Bill Clinton rakes in US$7.5m for speeches
WASHINGTON, United States (AP) – Former president Bill Clinton raced back onto the paid speech circuit last year and raked in nearly US$7.5 million (euro5.97 million) for talks that cost as much as US$350,000 (euro279,000) each.
Clinton earned US$650,000 (euro517,400) for just two appearances in two days before major gatherings in Canada by motivational speaker Tony Robbins, according to financial disclosure records filed by Clinton’s wife, Senator Hillary Rodham Clinton.
The filings were made public Wednesday.
As a United States senator, she is required to report her spouse’s income as well as her own. Other lawmakers filings also were issued Wednesday.
The former president made US$7.475 million (euro5.95 million) in 2005, or eight times as much as he earned the prior year when he was stuck at home for long periods finishing his memoirs and recovering from heart bypass surgery.
Clinton earned just US$875,000 (euro696,500) for speeches that year. Spokesman Jay Carson said the president had “an exceptionally busy schedule,” and that paid speeches were sandwiched in around charity work on global HIV/AIDS, childhood obesity, and other causes.

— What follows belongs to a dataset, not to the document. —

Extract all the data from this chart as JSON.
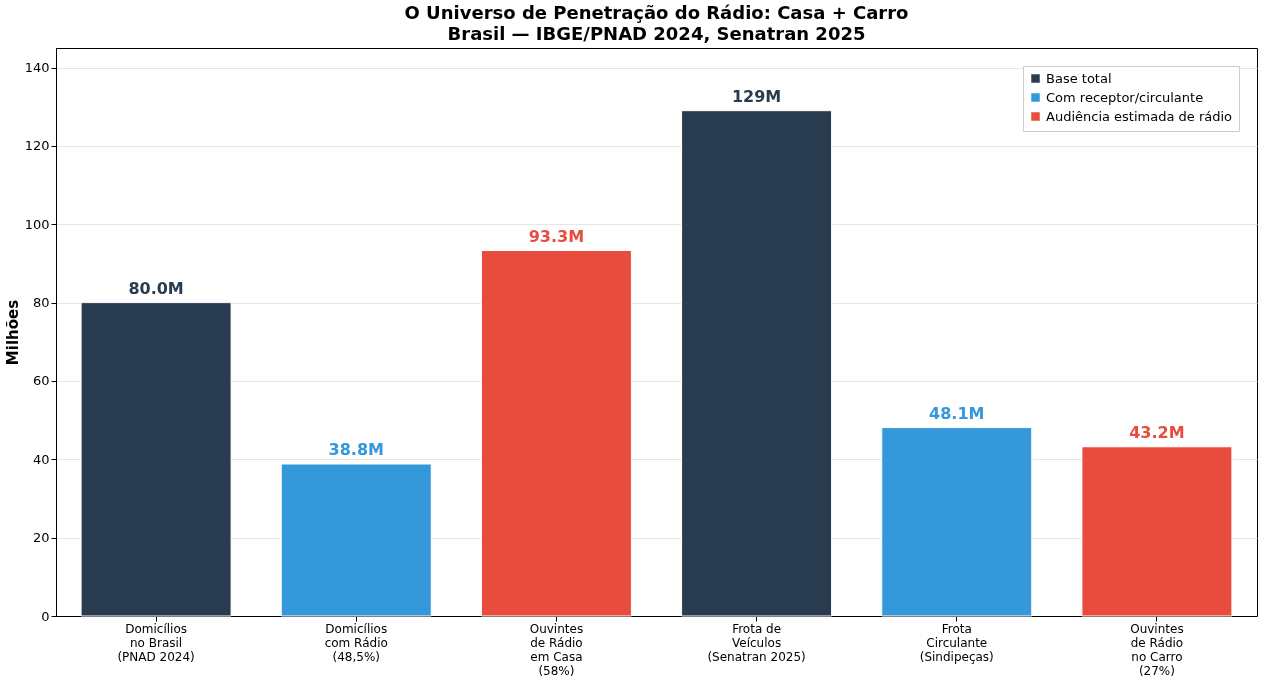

“Between the foundation and work on Katrina and the tsunami, paid speeches are actually a very small part of his schedule,” said Carson. Since leaving the White House in 2001, the Clintons have become millionaires many times over.
The bulk of that new wealth came from Bill Clinton’s paid appearances and both Clintons’ lucrative book-writing deals.
In 2005, the couple held one bank account valued between US$5 million (euro3.98 million) and US$25 million (euro19.9 million), and reported the same multi-million dollar range for a separate blind trust.
The 42nd president of the United States made 42 paid appearances around the globe, and the cheapest one cost US$100,000 (euro79,600). Appearances in Abu Dhabi, Munich, and Calgary earned him US$300,000 (euro238,800) apiece, but they weren’t the biggest.
Tony Robbins’ Power Within motivational seminar paid him US$350,000 (euro278,600) for an October appearance in Toronto, as did Blex SL for an appearance in the Canary Islands.
In September he received US$125,000 for appearing via videoconference from New York.
While the filings offer a glimpse into the financial strength of the power couple, they do not reveal everything.
Disclosure rules do not require Bill Clinton to say how much he earns as a partner with Yucaipa Global Opportunities Fund, a Los Angeles-based investment firm.
He is only required to report he made more than US$1,000 (euro796) from Yucaipa, as with his nonemployee compensation from Info USA, an Omaha-based global business database firm.
The paperwork also doesn’t say how much Clinton earned last year from his book, My Life, though published reports said he inked a deal for US$10 million (euro7.96 million) to US$12 million (euro9.55 million).
Last year, Senator Clinton earned US$872,891 (euro695,000) from her best-selling memoir Living History, which is on top of some US$8.7 million (euro6.93 million) reported in prior years.